Balloons were our only decorations — quick and easy!
1. Decorating favor bags while waiting for everyone to arrive
I bought inexpensive canvas totes from Muji and set out cups of fabric markers. (Before the party I slipped scrap cardboard inside so the pens didn’t bleed through.) I like having a quiet activity set up so that kids can work individually as other kids are arriving. After the party, I put their safety glasses, Insta-worms (our first “experiment”), deflated windbags (see below), a toy magnifying lens, and a little treat into their bags.
We purchased this kit and extra squeeze bottles from Steve Spangler Science. The Steve Spangler website explains Instant Worms: “Explore the science of building polymers by cross-linking long chains of molecules. The process of making Instant Worms is faster and easier than the classic Slime recipe and it happens the very second the two liquids mix.”
We premixed the activator solution into separate cups for each kid. They shared the squeeze bottles full of “worm goo” which we tinted before the party using food coloring. We set out bowls of Popsicle sticks so the kids could easily pull the worms out of the solution. I pre-labeled sandwich bags with the kids’ names so they could take their worms home.
3. Science Show
Everybody headed out to the backyard with their safety goggles where my husband Fred demoed three different experiments — all super easy to prep and with a good wow factor.
Act 1: Self-Inflating Balloon
Before the Party: Pour four tablespoons of vinegar into a clean bottle. Use a funnel to fill a balloon with one tablespoon of baking soda. Be sure that the balloon falls to one side as you carefully slip its opening over the neck of the bottle so no baking soda gets in to the bottle.
At the Show: Lift the balloon to let the baking soda fall into the bottle. The balloon will inflate all by itself!
The Lesson: When the baking soda and vinegar come into contact, they form a gas: carbon dioxide. This gas fills the bottle and can’t escape, so it rushes into the balloon, inflating it.
Act 2: Egg in a Bottle
Before the Party: Peel a hard-boiled egg and set it on the neck of a glass bottle. The neck should be slightly smaller than the egg. A milk bottle is a good size.
At the Show: To add to the anticipation, Fred had an extra milk bottle with a uncooked egg on the neck. He pretended that he thought he could get it into the bottle, smashed it and made a mess — which the kids loved! He then took the other bottle with the hard-boiled egg, lifted the egg, and dropped two lit matches into the bottle. He quickly set the egg on top again. As the flames went out, the egg was sucked into the bottle with a loud “POP”! The kids were very surprised.
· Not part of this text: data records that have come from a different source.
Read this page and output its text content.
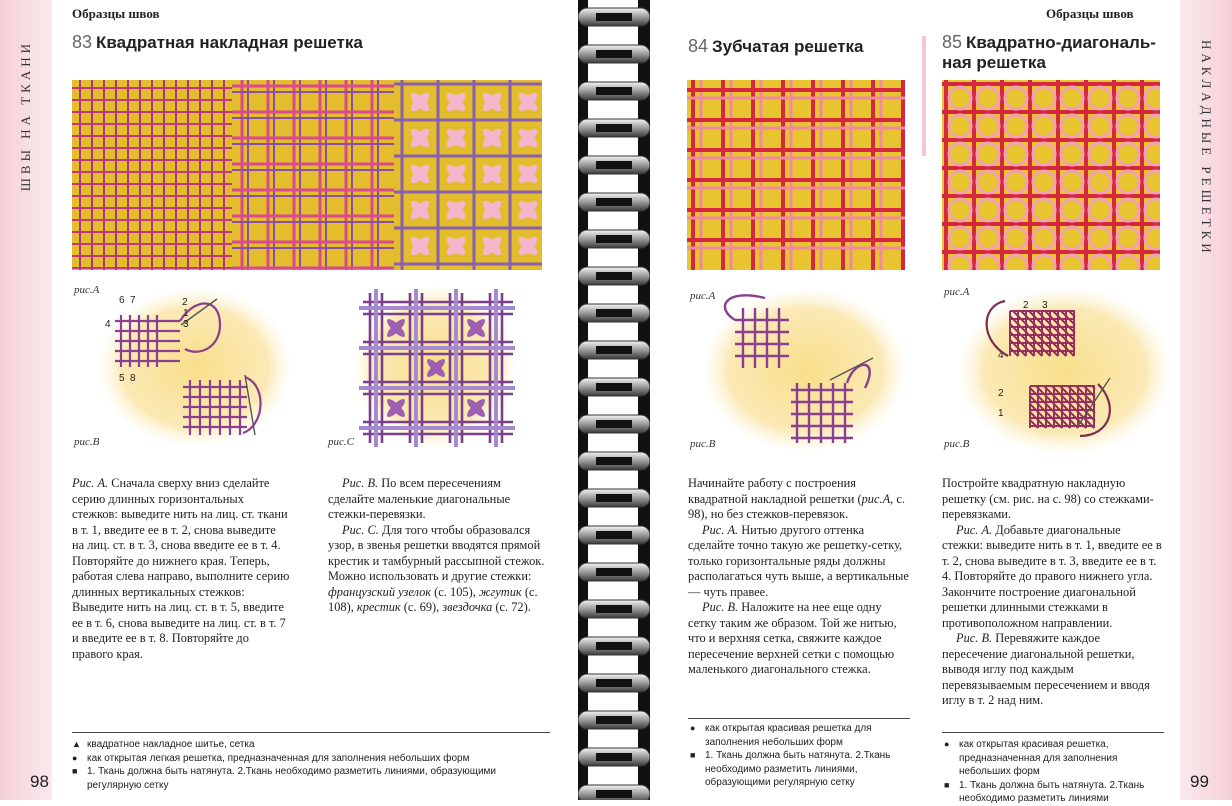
ШВЫ НА ТКАНИ	НАКЛАДНЫЕ РЕШЕТКИ
Образцы швов	Образцы швов
83 Квадратная накладная решетка
рис.A
рис.B	рис.C
6 7	2
1
4	3
5 8

Рис. А. Сначала сверху вниз сделайте серию длинных горизонтальных стежков: выведите нить на лиц. ст. ткани в т. 1, введите ее в т. 2, снова выведите на лиц. ст. в т. 3, снова введите ее в т. 4. Повторяйте до нижнего края. Теперь, работая слева направо, выполните серию длинных вертикальных стежков: Выведите нить на лиц. ст. в т. 5, введите ее в т. 6, снова выведите на лиц. ст. в т. 7 и введите ее в т. 8. Повторяйте до правого края.

Рис. В. По всем пересечениям сделайте маленькие диагональные стежки-перевязки.

Рис. С. Для того чтобы образовался узор, в звенья решетки вводятся прямой крестик и тамбурный рассыпной стежок. Можно использовать и другие стежки: французский узелок (с. 105), жгутик (с. 108), крестик (с. 69), звездочка (с. 72).

▲ квадратное накладное шитье, сетка
● как открытая легкая решетка, предназначенная для заполнения небольших форм
■ 1. Ткань должна быть натянута. 2.Ткань необходимо разметить линиями, образующими регулярную сетку
98
84 Зубчатая решетка
рис.A
рис.B

Начинайте работу с построения квадратной накладной решетки (рис.А, с. 98), но без стежков-перевязок.

Рис. А. Нитью другого оттенка сделайте точно такую же решетку-сетку, только горизонтальные ряды должны располагаться чуть выше, а вертикальные — чуть правее.

Рис. В. Наложите на нее еще одну сетку таким же образом. Той же нитью, что и верхняя сетка, свяжите каждое пересечение верхней сетки с помощью маленького диагонального стежка.

● как открытая красивая решетка для заполнения небольших форм
■ 1. Ткань должна быть натянута. 2.Ткань необходимо разметить линиями, образующими регулярную сетку
85 Квадратно-диагональ-
ная решетка
рис.A
рис.B
2 3
4
2
1

Постройте квадратную накладную решетку (см. рис. на с. 98) со стежками-перевязками.

Рис. А. Добавьте диагональные стежки: выведите нить в т. 1, введите ее в т. 2, снова выведите в т. 3, введите ее в т. 4. Повторяйте до правого нижнего угла. Закончите построение диагональной решетки длинными стежками в противоположном направлении.

Рис. В. Перевяжите каждое пересечение диагональной решетки, выводя иглу под каждым перевязываемым пересечением и вводя иглу в т. 2 над ним.

● как открытая красивая решетка, предназначенная для заполнения небольших форм
■ 1. Ткань должна быть натянута. 2.Ткань необходимо разметить линиями
99
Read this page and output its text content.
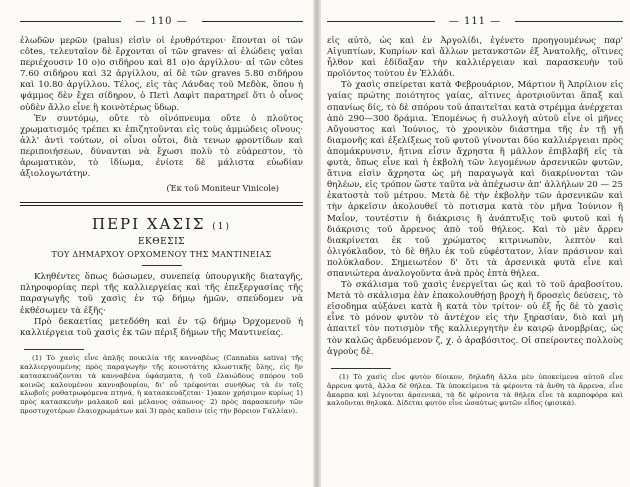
— 110 —

ἑλωδῶν μερῶν (palus) εἰσὶν οἱ ἐρυθρότεροι· ἕπονται οἱ τῶν côtes, τελευταῖον δὲ ἔρχονται οἱ τῶν graves· αἱ ἑλώδεις γαῖαι περιέχουσιν 10 ο)ο σιδήρου καὶ 81 ο)ο ἀργίλλου· αἱ τῶν côtes 7.60 σιδήρου καὶ 32 ἀργίλλου, αἱ δὲ τῶν graves 5.80 σιδήρου καὶ 10.80 ἀργίλλου. Τέλος, εἰς τὰς Λάνδας τοῦ Μεδὸκ, ὅπου ἡ ψάμμος δὲν ἔχει σίδηρον, ὁ Πετὶ Λαφὶτ παρατηρεῖ ὅτι ὁ οἶνος οὐδὲν ἄλλο εἶνε ἢ κοινὸτέρως ὕδωρ.

Ἐν συντόμῳ, οὔτε τὸ οἰνόπνευμα οὔτε ὁ πλοῦτος χρωματισμός τρέπει κι ἐπιζητοῦνται εἰς τοὺς ἀμμώδεις οἴνους· ἀλλ' ἀντὶ τούτων, οἱ οἶνοι οὗτοι, διὰ τενων φροντίδων καὶ περιποιήσεων, δύνανται νὰ ἔχωσι πολὺ τὸ εὐάρεστον, τὸ ἀρωματικὸν, τὸ ἰδίωμα, ἐνίοτε δὲ μάλιστα εὐωδίαν ἀξιολογωτάτην.

(Ἐκ τοῦ Moniteur Vinicole)
ΠΕΡΙ ΧΑΣΙΣ (1)
ΕΚΘΕΣΙΣ
ΤΟΥ ΔΗΜΑΡΧΟΥ ΟΡΧΟΜΕΝΟΥ ΤΗΣ ΜΑΝΤΙΝΕΙΑΣ

Κληθέντες ὅπως δώσωμεν, συνεπείᾳ ὑπουργικῆς διαταγῆς, πληροφορίας περὶ τῆς καλλιεργείας καὶ τῆς ἐπεξεργασίας τῆς παραγωγῆς τοῦ χασὶς ἐν τῷ δήμῳ ἡμῶν, σπεύδομεν νὰ ἐκθέσωμεν τὰ ἑξῆς·

Πρὸ δεκαετίας μετεδόθη καὶ ἐν τῷ δήμῳ Ὀρχομενοῦ ἡ καλλιέργεια τοῦ χασὶς ἐκ τῶν πέριξ δήμων τῆς Μαντινείας.

(1) Τὸ χασὶς εἶνε ἁπλῆς ποικιλία τῆς κανναβέως (Cannabis sativa) τῆς καλλιεργουμένης πρὸς παραγωγὴν τῆς κοινοτάτης κλωστικῆς ὕλης, εἰς ἣν κατασκευάζονται τὰ κανναβένα ὑφάσματα, ἡ τοῦ ἐλαιώδους σπόρου τοῦ κοινῶς καλουμένου κανναβουρίου, δι' οὗ τρέφονται συνήθως τὰ ἐν τοῖς κλωβοῖς ρυθατρωφόμενα πτηνά, ἡ κατασκευάζεται· 1)ακον χρήσιμον κυρίως 1) πρὸς κατασκευὴν μαλακοῦ καὶ μέλανος σάπωνος· 2) πρὸς παρασκευὴν τῶν προστυχοτέρων ἐλαιοχρωμάτων καὶ 3) πρὸς καῦσιν (εἰς τὴν βόρειον Γαλλίαν).

— 111 —

εἰς αὐτὸ, ὡς καὶ ἐν Ἀργολίδι, ἐγένετο προηγουμένως παρ' Αἰγυπτίων, Κυπρίων καὶ ἄλλων μετανκστῶν ἐξ Ἀνατολῆς, οἵτινες ἦλθον καὶ ἐδίδαξαν τὴν καλλιέργειαν καὶ παρασκευὴν τοῦ προϊόντος τούτου ἐν Ἑλλάδι.

Τὸ χασὶς σπείρεται κατὰ Φεβρουάριον, Μάρτιον ἢ Ἀπρίλιον εἰς γαίας πρώτης ποιότητος γαίας, αἵτινες ἀροτριοῦνται ἅπαξ καὶ σπανίως δίς, τὸ δὲ σπόρου τοῦ ἀπαιτεῖται κατὰ στρέμμα ἀνέρχεται ἀπὸ 290—300 δράμια. Ἐπομένως ἡ συλλογὴ αὐτοῦ εἶνε οἱ μῆνες Αὔγουστος καὶ Ἰούνιος, τὸ χρονικὸν διάστημα τῆς ἐν τῇ γῇ διαμονῆς καὶ ἐξελίξεως τοῦ φυτοῦ γίνονται δύο καλλιέργειαι πρὸς ἀπομάκρυνσιν, ἥτινα εἶσιν ἄχρηστα ἢ μᾶλλον ἐπιβλαβῆ εἰς τὰ φυτὰ, ὅπως εἶνε καὶ ἡ ἐκβολὴ τῶν λεγομένων ἀρσενικῶν φυτῶν, ἅτινα εἰσὶν ἄχρηστα ὡς μὴ παραγωγὰ καὶ διακρίνονται τῶν θηλέων, εἰς τρόπον ὥστε ταῦτα νὰ ἀπέχωσιν ἀπ' ἀλλήλων 20 — 25 ἑκατοστὰ τοῦ μέτρου. Μετὰ δὲ τὴν ἐκβολὴν τῶν ἀρσενικῶν καὶ τὴν ἀρκεῖσιν ἀκολουθεῖ τὸ ποτισμα κατὰ τὸν μῆνα Ἰούνιον ἢ Μαΐον, τουτέστιν ἡ διάκρισις ἢ ἀνάπτυξις τοῦ φυτοῦ καὶ ἡ διάκρισις τοῦ ἄρρενος ἀπὸ τοῦ θήλεος. Καὶ τὸ μὲν ἄρρεν διακρίνεται ἐκ τοῦ χρώματος κιτρινωπὸν, λεπτὸν καὶ ὀλιγόκλαδον, τὸ δὲ θῆλυ ἐκ τοῦ εὐφέστατον, λίαν πράσινον καὶ πολύκλαδον. Σημειωτέον δ' ὅτι τὰ ἀρσενικὰ φυτὰ εἶνε καὶ σπανιώτερα ἀναλογοῦντα ἀνὰ πρὸς ἑπτὰ θήλεα.

Τὸ σκάλισμα τοῦ χασὶς ἐνεργεῖται ὡς καὶ τὸ τοῦ ἀραβοσίτου. Μετὰ τὸ σκάλισμα ἐὰν ἐπακολουθήσῃ βροχὴ ἢ δροσεὶς δεύσεις, τὸ εἰσοδημα αὐξάνει κατὰ ἢ κατὰ τὸν τρίτον· οὐ ἐξ ἧς δὲ τὸ χασὶς εἶνε τὸ μόνον φυτὸν τὸ ἀντέχον εἰς τὴν ξηρασίαν, διὸ καὶ μὴ ἀπαιτεῖ τὸν ποτισμὸν τῆς καλλιεργητὴν ἐν καιρῷ ἀνομβρίας, ὡς τὸν καλῶς ἀρδευόμενον ζ, χ. ὁ ἀραβόσιτος. Οἱ σπείροντες πολλοὺς ἀγροὺς δὲ.

(1) Τὸ χασὶς εἶνε φυτὸν δίοικον, δηλαδὴ ἄλλα μὲν ὑποκείμενα αὐτοῦ εἶνε ἄρρενα φυτὰ, ἄλλα δὲ θήλεα. Τὰ ὑποκείμενα τὰ φέροντα τὰ ἄνθη τὰ ἄρρενα, εἶνε ἄκαρπα καὶ λέγονται ἀρσενικά, τὰ δὲ φέροντα τὰ θήλεα εἶνε τὰ καρποφόρα καὶ καλοῦνται θηλυκά. Δίδεται φυτὸν εἶνε ὡσαύτως φυτῶν εἶδος (φισικά).
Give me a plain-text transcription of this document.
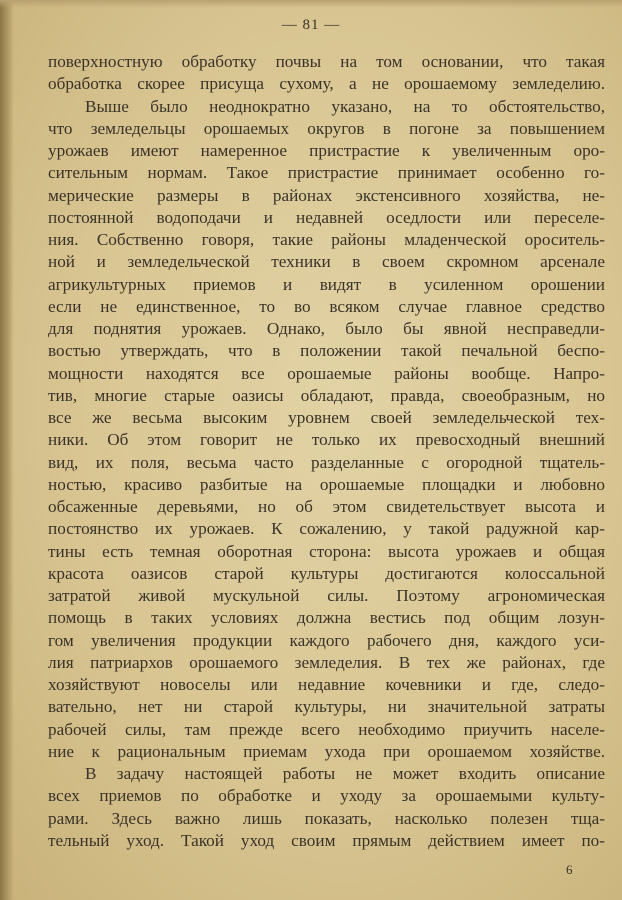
— 81 —
поверхностную обработку почвы на том основании, что такая
обработка скорее присуща сухому, а не орошаемому земледелию.
Выше было неоднократно указано, на то обстоятельство,
что земледельцы орошаемых округов в погоне за повышением
урожаев имеют намеренное пристрастие к увеличенным оро-
сительным нормам. Такое пристрастие принимает особенно го-
мерические размеры в районах экстенсивного хозяйства, не-
постоянной водоподачи и недавней оседлости или переселе-
ния. Собственно говоря, такие районы младенческой ороситель-
ной и земледельческой техники в своем скромном арсенале
агрикультурных приемов и видят в усиленном орошении
если не единственное, то во всяком случае главное средство
для поднятия урожаев. Однако, было бы явной несправедли-
востью утверждать, что в положении такой печальной беспо-
мощности находятся все орошаемые районы вообще. Напро-
тив, многие старые оазисы обладают, правда, своеобразным, но
все же весьма высоким уровнем своей земледельческой тех-
ники. Об этом говорит не только их превосходный внешний
вид, их поля, весьма часто разделанные с огородной тщатель-
ностью, красиво разбитые на орошаемые площадки и любовно
обсаженные деревьями, но об этом свидетельствует высота и
постоянство их урожаев. К сожалению, у такой радужной кар-
тины есть темная оборотная сторона: высота урожаев и общая
красота оазисов старой культуры достигаются колоссальной
затратой живой мускульной силы. Поэтому агрономическая
помощь в таких условиях должна вестись под общим лозун-
гом увеличения продукции каждого рабочего дня, каждого уси-
лия патриархов орошаемого земледелия. В тех же районах, где
хозяйствуют новоселы или недавние кочевники и где, следо-
вательно, нет ни старой культуры, ни значительной затраты
рабочей силы, там прежде всего необходимо приучить населе-
ние к рациональным приемам ухода при орошаемом хозяйстве.
В задачу настоящей работы не может входить описание
всех приемов по обработке и уходу за орошаемыми культу-
рами. Здесь важно лишь показать, насколько полезен тща-
тельный уход. Такой уход своим прямым действием имеет по-
6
The Lesson: Before you insert the matches, the air on the inside and outside of the bottle are exactly the same. As the fire burns, it uses up the oxygen inside the bottle, creating a vacuum. (You can explain that the air inside is thinner than the air outside of it and the higher pressure on the outside of the bottle actually pushes the egg in.)
Act 3: The Grand Finale: Mentos Geyser
Before the Party: All you really need are a package of mint Mentos and a two-liter bottle of Diet Coke (any soda will work but diet leaves a less sticky mess afterward). We purchased this loading tube from Steve Spangler which gives you more control and time to get away when dropping in the Mentos.
At the Show: Again, Fred built up the suspense (and lowered expectation — so the kids were really surprised) by dropping different items in a few extra bottles of soda: grapes and salt, which each caused just a little bit of fizzing and gurgling. When he used the Mentos, the kids couldn’t believe it. It shot up to the second story of our building (see picture, above right). Fred was soaked!
The Lesson: From Steve Spangler Science: “Each Mentos candy has thousands of tiny pits all over the surface. These tiny pits are called nucleation sites — perfect places for carbon dioxide bubbles to form. As soon as the Mentos hit the soda, bubbles form all over the surface of the candy. Couple this with the fact that the Mentos candies are heavy and sink to the bottom of the bottle and you’ve got a double-whammy. When all this gas is released, it literally pushes all of the liquid up and out of the bottle in an incredible soda blast.” More info here.
Instead of applause … water balloons! Scientist Dad was very messy, so we “helped” him clean up by throwing water balloons at him. What a great dad!
After some pizza indoors (and freeze dancing — even scientists need to let loose!) the kids headed out again to play with these windbags that I also bought from Steve Spangler.
5. Laboratory photo booth
During the party, we snapped pictures of the guests in lab coats in front of a laboratory backdrop that my sons and I painted a few days before the party. We used this app to get the photo booth effect.
We loved the way the pictures came out and sent them to all the families in their thank you notes.
The birthday boy requested dirt and worms (a.k.a. ground chocolate wafers and gummy worms) on top of his cupcakes in honor of our homemade slime worms. We used our favorite recipe for chocolate cake. For the cupcake topper, I printed a picture of my son in his lab coat onto card stock, cut it out, and glued it to a wooden skewer. I stuck it in along with a toy magnifying lens.
Better late than never. Messy science was a big hit and really easy to prepare!